When applied to obesity, I’m aware that lines blur. Calling something a disease moves individuals across a gauzy barrier between personhood and patienthood. You’re a person up until you’re labeled with a disease, then you’re a patient. The label inherently causes the patient to adopt a role in which he or she is excused from responsibility for his/her condition. This is healthy and appropriate; we know that the vast majority of lung cancers are caused by cigarette smoking, but we do not argue that smokers should be denied treatment. And the label creates an obligation for treatment that many obese people may not want. Roxane Gay and others have argued eloquently against the over-medicalization of body weight. And if this process (labeling of a disease, applying that label to people) entails an obligation for treatment, who will consent to pay the costs for that treatment? This social negotiation is just as big a part of what we need to address as any specific decision on the appropriateness or order of interventions.

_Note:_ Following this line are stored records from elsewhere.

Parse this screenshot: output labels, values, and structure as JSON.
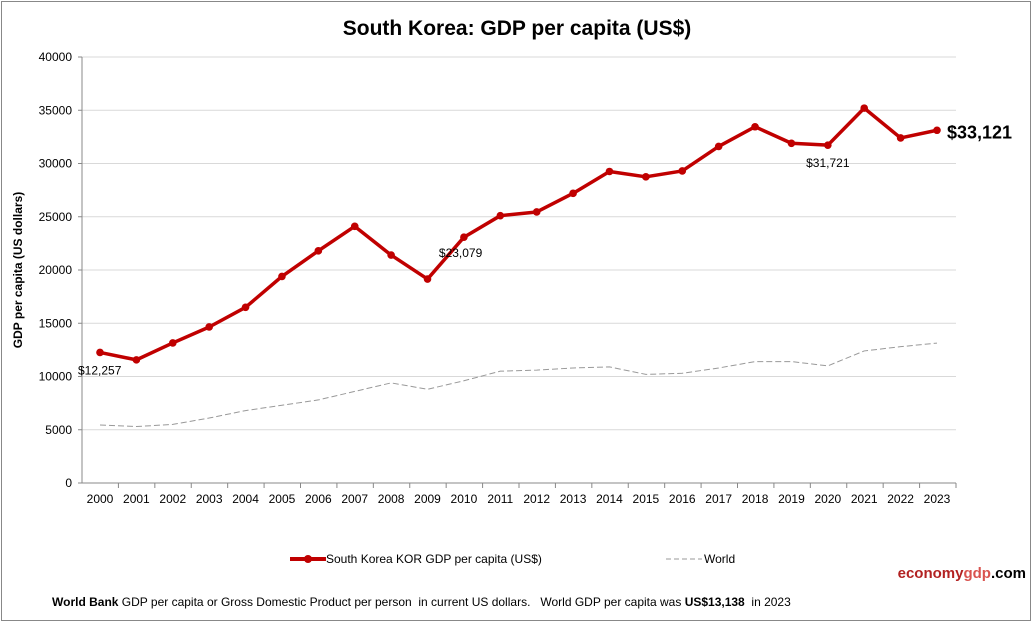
{
  "chart_data": {
    "type": "line",
    "title": "South Korea: GDP per capita (US$)",
    "xlabel": "",
    "ylabel": "GDP per capita (US dollars)",
    "ylim": [
      0,
      40000
    ],
    "yticks": [
      0,
      5000,
      10000,
      15000,
      20000,
      25000,
      30000,
      35000,
      40000
    ],
    "grid": true,
    "legend_position": "bottom",
    "x": [
      2000,
      2001,
      2002,
      2003,
      2004,
      2005,
      2006,
      2007,
      2008,
      2009,
      2010,
      2011,
      2012,
      2013,
      2014,
      2015,
      2016,
      2017,
      2018,
      2019,
      2020,
      2021,
      2022,
      2023
    ],
    "series": [
      {
        "name": "South Korea KOR GDP per capita (US$)",
        "color": "#c00000",
        "style": "solid-markers",
        "values": [
          12257,
          11561,
          13150,
          14650,
          16500,
          19400,
          21800,
          24100,
          21400,
          19150,
          23079,
          25100,
          25450,
          27200,
          29250,
          28750,
          29300,
          31600,
          33450,
          31900,
          31721,
          35200,
          32400,
          33121
        ]
      },
      {
        "name": "World",
        "color": "#999999",
        "style": "dashed",
        "values": [
          5450,
          5300,
          5500,
          6100,
          6800,
          7300,
          7800,
          8600,
          9400,
          8800,
          9600,
          10500,
          10600,
          10800,
          10900,
          10200,
          10300,
          10800,
          11400,
          11400,
          11000,
          12400,
          12800,
          13138
        ]
      }
    ],
    "annotations": [
      {
        "x": 2000,
        "text": "$12,257"
      },
      {
        "x": 2010,
        "text": "$23,079"
      },
      {
        "x": 2020,
        "text": "$31,721"
      },
      {
        "x": 2023,
        "text": "$33,121"
      }
    ]
  },
  "legend": {
    "korea": "South Korea KOR GDP per capita (US$)",
    "world": "World"
  },
  "logo": {
    "part1": "economy",
    "part2": "gdp",
    "part3": ".com"
  },
  "footer": {
    "bold1": "World Bank",
    "text1": " GDP per capita or Gross Domestic Product per person  in current US dollars.   World GDP per capita was ",
    "bold2": "US$13,138",
    "text2": "  in 2023"
  }
}
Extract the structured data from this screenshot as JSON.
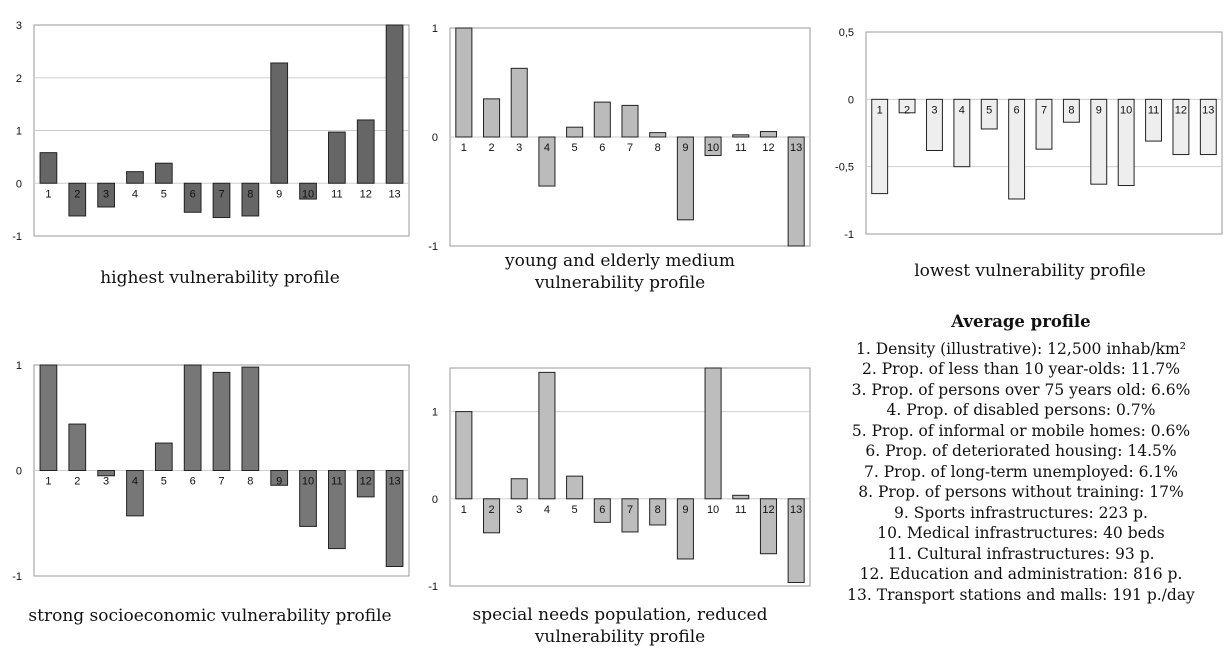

I’m no Samuel Crumbine. I don’t even have a mustache. But if I channel Dr. Crumbine, I can see continued progress starting today. I can see the further development of a bike and pedestrian infrastructure, sensible parking policies, and street design that encourages higher density development with widely available green spaces. This can be partnered with local laws and regulations, a more sensible crop subsidy program, and a food tax system that encourages the production and consumption of quality foods over obesogenic foods. For patients who choose to seek help from their doctor, I can see a set of community-wide standards that promote a practical, stepwise approach to treatment that incorporates dietary and behavioral interventions alongside policies that make proven drug and surgical interventions more affordable. I can advocate for the development of a unified, science-based approach to obesity, motivated by spirituality but guided by material evidence.

Disclaimer: Health ICT was also a presenter, and the Forum was supported through a grant offered by the National Alliance of Healthcare Purchaser Coalitions and Novo Nordisk.